Ils ne découvrirent que deux femmes penchées sur des ouvrages de couture. Arthur me faisait son rapport, les petits doigts sur celles de son pantalon. Il ne poussa pas jusqu'à m'appeler : « Mon lieutenant ». Aucun indice ne les frappa pour nous renseigner sur le gîte de nos cibles.
Je pouvais les reconnaître sans problème. Qu'en était-il pour eux ? Notre première rencontre ne se déroulerait que dans trois ans. En toute logique, je ne devais leur inspirer aucun sentiment. À moins qu'une mémoire ne se soit à l'ouvre, un mélange entre l'atavisme mérovingien et la rétroactivité de l'année 1568.
J'avais une piste qui semblait être sage. Arthur et Henri ne m'accompagnaient pas quand le tableau me happa au Louvre. Leur transformation depuis notre rencontre – sans avoir perdu de leur instinct guerrier, leur allure se faisait plus civile – les rendait méconnaissables. Si leur aplomb à répondre du tac au tac n'atteignait pas mon degré d'expertise, ils possédaient un courage qui pouvait me manquer. Je leur décris les acteurs qu'ils devaient rencontrer, leur précisant qu'ils croiseraient sans doute des paysans bien plus repus que ceux que je croisai en mendiants. Ils me rétorquèrent que je ne devais pas m'en inquiéter. Arthur, dans les tranchées et, pire encore, Henri, lors de la retraite de Russie, côtoyèrent bien des soldats faméliques, méconnaissables et que, pourtant, ils reconnurent toujours comme leurs frères.
Un dernier point restait à régler. Une fois sortis de notre fossé, à la vue de tous, – l'altitude, si on peut la qualifier ainsi, moyenne des Pays-Bas ne dépassent pas les quarante-six mètres – quel alibi trouveraient-ils pour se justifier de leur présence ? Je ne me souvenais plus du Retour de Martin Guerre et la probabilité d'une miraculeuse réintégration apparaissait bien aléatoire.
C'est Henri qui trouva la solution au problème. Il nous avoua qu'il maîtrisait totalement la langue – je ne sais pas pourquoi cela fit sourire Arthur – allemande.
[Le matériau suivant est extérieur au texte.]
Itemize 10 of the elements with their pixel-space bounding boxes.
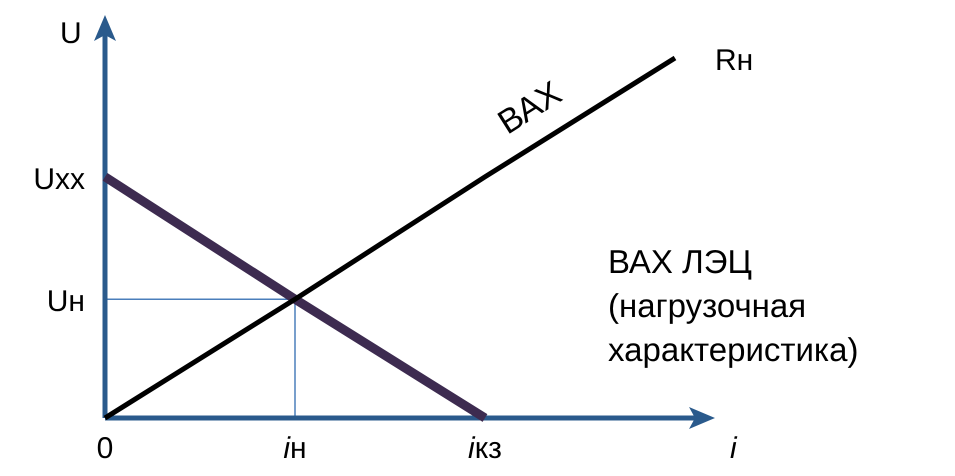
text: ВАХ ЛЭЦ (нагрузочная характеристика) [608,243,858,368]
x-tick-label: iн [283,432,307,465]
y-axis-title: U [60,17,82,50]
text: Uхх [33,162,85,196]
x-axis-title: i [730,432,738,465]
x-tick-label: 0 [96,432,114,465]
series-label: Rн [715,44,754,77]
annotation: ВАХ [491,74,568,142]
x-tick-label: iкз [468,432,502,465]
ref-line-label: Uн [46,285,85,318]
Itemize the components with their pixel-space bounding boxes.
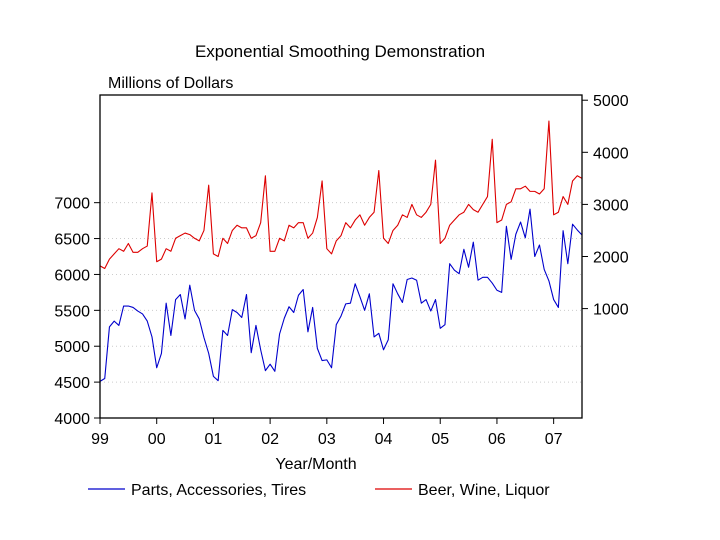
- left-tick-label: 5500: [54, 303, 90, 320]
- right-tick-label: 5000: [593, 93, 629, 110]
- series-layer: [99, 120, 583, 382]
- chart-title: Exponential Smoothing Demonstration: [195, 42, 485, 61]
- right-tick-label: 2000: [593, 250, 629, 267]
- left-tick-label: 5000: [54, 339, 90, 356]
- x-tick-label: 03: [318, 431, 336, 448]
- x-axis-label: Year/Month: [275, 456, 356, 473]
- x-tick-label: 07: [545, 431, 563, 448]
- x-tick-label: 06: [488, 431, 506, 448]
- left-axis: 4000 4500 5000 5500 6000 6500 7000: [54, 196, 100, 428]
- x-axis: 99 00 01 02 03 04 05 06 07: [91, 418, 563, 448]
- left-tick-label: 7000: [54, 196, 90, 213]
- series-line-parts: [99, 208, 583, 382]
- x-tick-label: 05: [431, 431, 449, 448]
- legend-label-parts: Parts, Accessories, Tires: [131, 482, 306, 499]
- right-axis: 1000 2000 3000 4000 5000: [582, 93, 629, 319]
- units-label: Millions of Dollars: [108, 75, 233, 92]
- x-tick-label: 99: [91, 431, 109, 448]
- series-line-beer: [99, 120, 583, 270]
- x-tick-label: 04: [375, 431, 393, 448]
- right-tick-label: 1000: [593, 302, 629, 319]
- left-tick-label: 4500: [54, 375, 90, 392]
- right-tick-label: 4000: [593, 145, 629, 162]
- right-tick-label: 3000: [593, 197, 629, 214]
- legend-label-beer: Beer, Wine, Liquor: [418, 482, 550, 499]
- grid: [100, 202, 582, 383]
- left-tick-label: 4000: [54, 411, 90, 428]
- x-tick-label: 01: [205, 431, 223, 448]
- left-tick-label: 6000: [54, 267, 90, 284]
- plot-frame: [99, 94, 583, 419]
- x-tick-label: 02: [261, 431, 279, 448]
- x-tick-label: 00: [148, 431, 166, 448]
- left-tick-label: 6500: [54, 232, 90, 249]
- legend: Parts, Accessories, Tires Beer, Wine, Li…: [88, 482, 550, 499]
Il séjourna deux années en Wesphalie sous les ordres de Jérôme Bonaparte. Il jugea utile d'apprendre la langue autochtone pour y joindre les plaisirs d'aborder les habitantes, réputées peu farouches. Il avoua s'être tu, de peur de déclencher la colère de son descendant. « Gross schwein » s'entendit-il lui répondre. Sans doute une insulte qui ne devait pas voler très haut par-dessus les parapets.
J'apportai l'estocade à cette ruse. Ils se présenteraient comme des journaliers teutons. Le plus dur serait pour Arthur, qui devait jouer au sourd-muet. Je le laissais râler quelques instants avant qu'ils ne montent au front.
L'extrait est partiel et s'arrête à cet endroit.